The industry is concerned that a 'Tobin tax' could hit schemes investments.
The majority of contributors to this week's Pensions Buzz thought the prospect of was worrying for schemes although some thought the brake on high frequency trading could benefit savers.
Question: Are you concerned about the impact on pension funds of a potential Tobin tax on financial transactions?
Cleverly linking to another of this week's questions, one contributor said the tax would be "another reason why it won't pay to save". Another described the idea as "Robin Hood gone far too far".
"Tax on pension funds are already too complex and further complications from a Tobin tax will make it worse for DB and DC funds," complained another critic.

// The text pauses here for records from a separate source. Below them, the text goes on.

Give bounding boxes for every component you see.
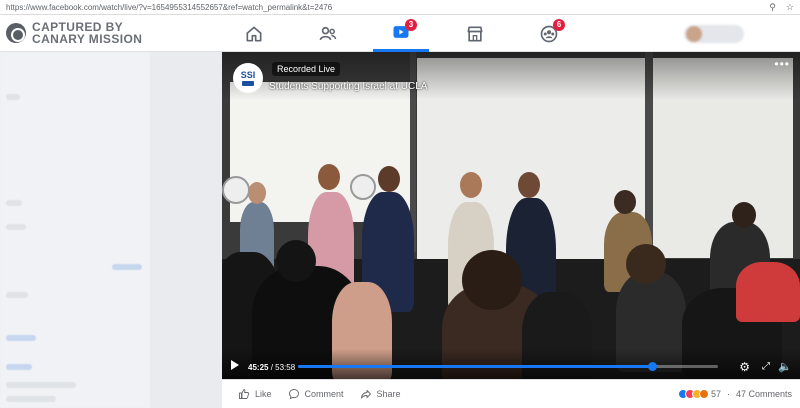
separator-dot: · — [726, 389, 730, 399]
progress-knob[interactable] — [647, 362, 657, 371]
url-text[interactable]: https://www.facebook.com/watch/live/?v=1… — [6, 3, 332, 12]
sidebar-blur-line — [112, 264, 142, 270]
home-icon — [246, 26, 262, 42]
elapsed-time: 45:25 — [248, 363, 269, 372]
reactions-summary[interactable]: 57 · 47 Comments — [677, 389, 792, 399]
tab-watch[interactable]: 3 — [373, 15, 429, 52]
like-label: Like — [255, 389, 272, 399]
play-icon[interactable] — [231, 360, 239, 370]
progress-bar[interactable] — [298, 362, 718, 371]
sidebar-blur-line — [6, 94, 20, 100]
share-icon — [360, 390, 371, 399]
star-icon[interactable]: ☆ — [786, 2, 794, 12]
fullscreen-icon[interactable]: ⤢ — [762, 361, 770, 373]
left-sidebar — [0, 52, 150, 408]
video-controls: 45:25 / 53:58 ⚙ ⤢ 🔈 — [222, 349, 800, 379]
video-frame — [222, 52, 800, 379]
reaction-count: 57 — [710, 389, 721, 399]
playback-time: 45:25 / 53:58 — [248, 363, 296, 372]
marketplace-icon — [467, 26, 483, 41]
tab-marketplace[interactable] — [447, 15, 503, 52]
share-button[interactable]: Share — [360, 388, 401, 400]
thumbs-up-icon — [239, 389, 250, 399]
settings-icon[interactable]: ⚙ — [739, 361, 750, 373]
browser-url-bar[interactable]: https://www.facebook.com/watch/live/?v=1… — [0, 0, 800, 15]
comment-label: Comment — [304, 389, 344, 399]
sidebar-blur-line — [6, 335, 36, 341]
comments-count-link[interactable]: 47 Comments — [736, 389, 792, 399]
zoom-icon[interactable]: ⚲ — [769, 2, 776, 12]
progress-fill — [298, 365, 652, 368]
sidebar-blur-line — [6, 292, 28, 298]
comment-button[interactable]: Comment — [288, 388, 344, 400]
page-avatar[interactable]: SSI — [233, 63, 263, 93]
more-options-icon[interactable]: ••• — [774, 57, 790, 71]
brand-logo-icon — [6, 23, 26, 43]
brand-watermark: CAPTURED BY CANARY MISSION — [6, 21, 142, 45]
action-bar: Like Comment Share 57 · 47 Comments — [222, 379, 800, 408]
reaction-icons — [677, 389, 709, 399]
volume-icon[interactable]: 🔈 — [778, 361, 792, 373]
friends-icon — [319, 26, 337, 40]
recorded-live-badge: Recorded Live — [272, 62, 341, 76]
groups-badge: 6 — [553, 19, 565, 31]
video-player[interactable]: SSI Recorded Live Students Supporting Is… — [222, 52, 800, 379]
video-title[interactable]: Students Supporting Israel at UCLA — [269, 81, 427, 92]
angry-reaction-icon — [698, 389, 709, 399]
tab-groups[interactable]: 6 — [521, 15, 577, 52]
share-label: Share — [376, 389, 401, 399]
sidebar-blur-line — [6, 382, 76, 388]
video-header-gradient — [222, 52, 800, 100]
sidebar-blur-line — [6, 364, 32, 370]
watch-badge: 3 — [405, 19, 417, 31]
sidebar-blur-line — [6, 224, 26, 230]
tab-home[interactable] — [226, 15, 282, 52]
brand-line-2: CANARY MISSION — [32, 32, 143, 46]
tab-friends[interactable] — [300, 15, 356, 52]
sidebar-blur-line — [6, 396, 56, 402]
like-button[interactable]: Like — [238, 388, 272, 400]
profile-button[interactable] — [684, 25, 744, 43]
comment-icon — [288, 389, 299, 400]
duration-time: 53:58 — [275, 363, 296, 372]
top-navigation: CAPTURED BY CANARY MISSION 3 6 — [0, 15, 800, 52]
sidebar-blur-line — [6, 200, 22, 206]
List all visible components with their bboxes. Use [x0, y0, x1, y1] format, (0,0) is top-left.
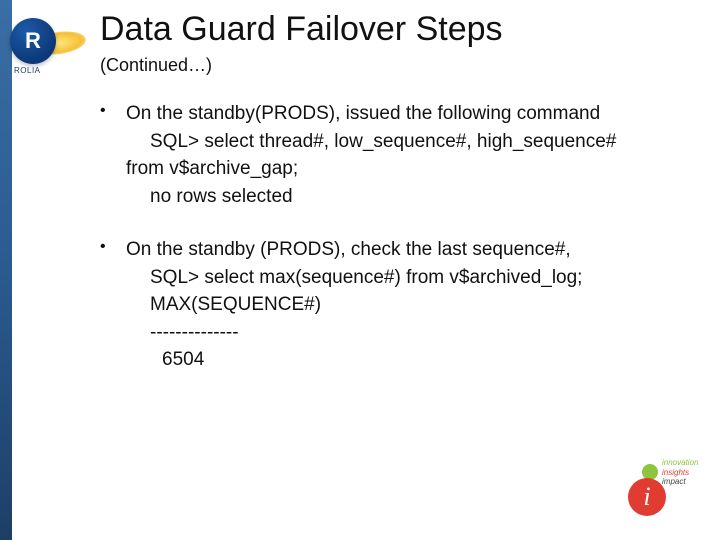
logo-words: innovation insights impact [662, 458, 698, 487]
bullet-list: •On the standby(PRODS), issued the follo… [100, 100, 700, 374]
code-line: SQL> select max(sequence#) from v$archiv… [126, 264, 700, 292]
code-line: from v$archive_gap; [126, 155, 700, 183]
logo-word-2: insights [662, 468, 698, 478]
bullet-lead: On the standby (PRODS), check the last s… [126, 236, 700, 264]
code-line: SQL> select thread#, low_sequence#, high… [126, 128, 700, 156]
side-stripe [0, 0, 12, 540]
bottom-right-logo: i innovation insights impact [628, 456, 698, 526]
slide-content: Data Guard Failover Steps (Continued…) •… [100, 10, 700, 400]
slide-title: Data Guard Failover Steps [100, 10, 700, 49]
bullet-marker-icon: • [100, 100, 126, 210]
code-line: 6504 [126, 346, 700, 374]
logo-word-1: innovation [662, 458, 698, 468]
top-left-logo: R ROLIA [10, 18, 82, 66]
bullet-body: On the standby (PRODS), check the last s… [126, 236, 700, 374]
bullet-marker-icon: • [100, 236, 126, 374]
bullet-lead: On the standby(PRODS), issued the follow… [126, 100, 700, 128]
bullet-item: •On the standby(PRODS), issued the follo… [100, 100, 700, 210]
bullet-body: On the standby(PRODS), issued the follow… [126, 100, 700, 210]
logo-word-3: impact [662, 477, 698, 487]
code-line: -------------- [126, 319, 700, 347]
logo-label: ROLIA [14, 66, 41, 75]
i-bubble-icon: i [628, 478, 666, 516]
logo-circle-icon: R [10, 18, 56, 64]
slide-subtitle: (Continued…) [100, 55, 700, 76]
bullet-item: •On the standby (PRODS), check the last … [100, 236, 700, 374]
code-line: no rows selected [126, 183, 700, 211]
code-line: MAX(SEQUENCE#) [126, 291, 700, 319]
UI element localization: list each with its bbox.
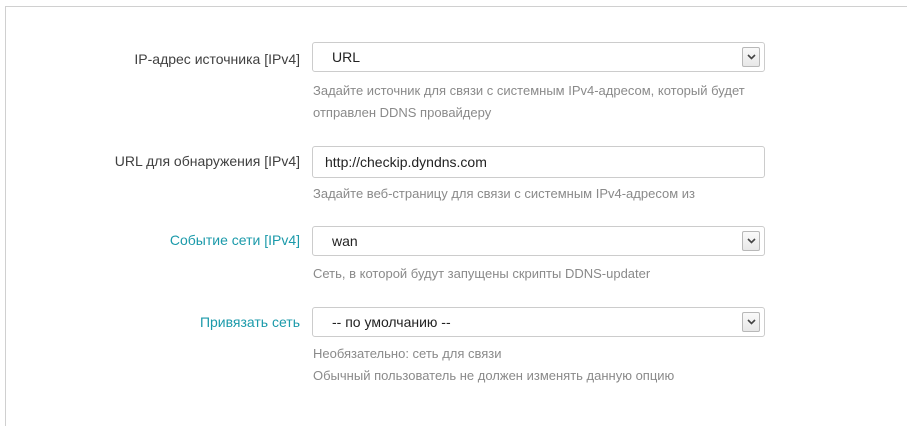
help-line: Сеть, в которой будут запущены скрипты D… — [313, 266, 651, 281]
field-help: Задайте веб-страницу для связи с системн… — [313, 183, 695, 205]
chevron-down-icon — [747, 54, 756, 60]
field-help: Необязательно: сеть для связи Обычный по… — [313, 343, 674, 387]
dropdown-button[interactable] — [742, 47, 760, 67]
input-value: http://checkip.dyndns.com — [325, 154, 487, 170]
field-label: URL для обнаружения [IPv4] — [114, 153, 300, 169]
field-help: Задайте источник для связи с системным I… — [313, 80, 745, 124]
field-label: Событие сети [IPv4] — [169, 232, 300, 248]
help-line: Необязательно: сеть для связи — [313, 346, 502, 361]
help-line: отправлен DDNS провайдеру — [313, 105, 492, 120]
help-line: Обычный пользователь не должен изменять … — [313, 368, 675, 383]
dropdown-button[interactable] — [742, 231, 760, 251]
help-line: Задайте веб-страницу для связи с системн… — [313, 186, 695, 201]
field-label: Привязать сеть — [199, 314, 300, 330]
field-help: Сеть, в которой будут запущены скрипты D… — [313, 263, 650, 285]
select-value: -- по умолчанию -- — [332, 314, 451, 330]
detect-url-input[interactable]: http://checkip.dyndns.com — [312, 146, 765, 178]
select-value: wan — [332, 233, 358, 249]
field-label: IP-адрес источника [IPv4] — [134, 51, 300, 67]
bind-network-select[interactable]: -- по умолчанию -- — [312, 307, 765, 337]
network-event-select[interactable]: wan — [312, 226, 765, 256]
dropdown-button[interactable] — [742, 312, 760, 332]
select-value: URL — [332, 49, 361, 65]
chevron-down-icon — [747, 238, 756, 244]
chevron-down-icon — [747, 319, 756, 325]
ip-source-select[interactable]: URL — [312, 42, 765, 72]
help-line: Задайте источник для связи с системным I… — [313, 83, 745, 98]
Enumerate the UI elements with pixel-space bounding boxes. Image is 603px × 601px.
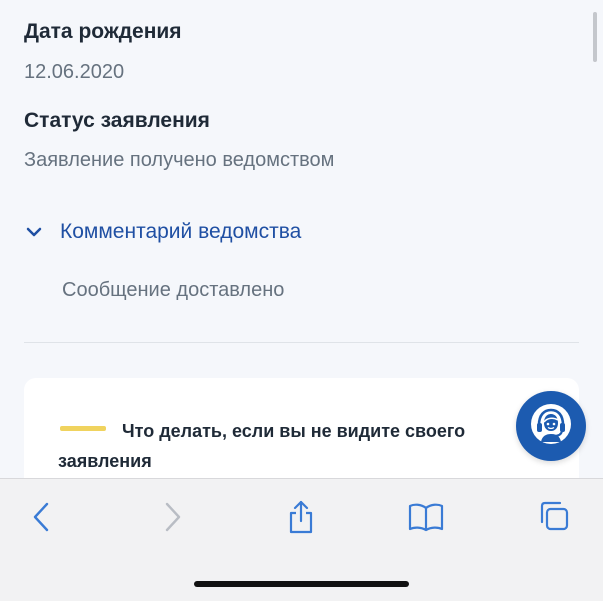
operator-headset-icon [528, 401, 574, 452]
help-card[interactable]: Что делать, если вы не видите своего зая… [24, 378, 579, 480]
bookmarks-button[interactable] [406, 499, 446, 539]
birth-date-label: Дата рождения [24, 20, 182, 43]
help-card-text: Что делать, если вы не видите своего зая… [58, 421, 466, 471]
tabs-button[interactable] [534, 499, 574, 539]
share-icon [286, 499, 316, 540]
support-button[interactable] [516, 391, 586, 461]
forward-arrow-icon [160, 501, 184, 538]
bookmarks-icon [406, 501, 446, 538]
chevron-down-icon [24, 222, 44, 242]
status-value: Заявление получено ведомством [24, 149, 335, 171]
status-label: Статус заявления [24, 109, 210, 132]
forward-button[interactable] [152, 499, 192, 539]
back-arrow-icon [30, 501, 54, 538]
comment-title: Комментарий ведомства [60, 220, 302, 243]
scrollbar[interactable] [593, 12, 597, 62]
comment-text: Сообщение доставлено [62, 279, 285, 301]
birth-date-value: 12.06.2020 [24, 61, 125, 83]
back-button[interactable] [22, 499, 62, 539]
comment-toggle[interactable]: Комментарий ведомства [24, 218, 301, 246]
browser-toolbar [0, 478, 603, 601]
share-button[interactable] [281, 499, 321, 539]
home-indicator[interactable] [194, 581, 409, 587]
tabs-icon [536, 500, 572, 539]
divider [24, 342, 579, 343]
application-details: Дата рождения 12.06.2020 Статус заявлени… [0, 0, 603, 480]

There were also concerns that the effect of any legislation would not be fully thought through, and could damage the wider economy as much as it would pension schemes.
One contributor said: "This is another nail in the coffin of retirement saving, just so the EU can keep spending money inefficiently on French farmers and excessive Eurocracy."
But even some critics of the idea conceded that it would "promote the old style buy-and-hold strategies" at the expense of economically damaging high frequency trading or churning.
"Pension funds should be long-term investors and not frequent traders," explained a supporter of the tax. "The impact on most pension funds should not therefore be significant."
Another respondent said the cost of the tax could be absorbed in the charges of running a fund, while other thought schemes could find ways of avoiding it.
"The main funded jurisdictions aren't included and there will soon be offshore vehicles which can be traded as a proxy outside the affected zone," said one contributor.
A respondent who was keen to put concerns into context said: "We should have far bigger things than that to worry about."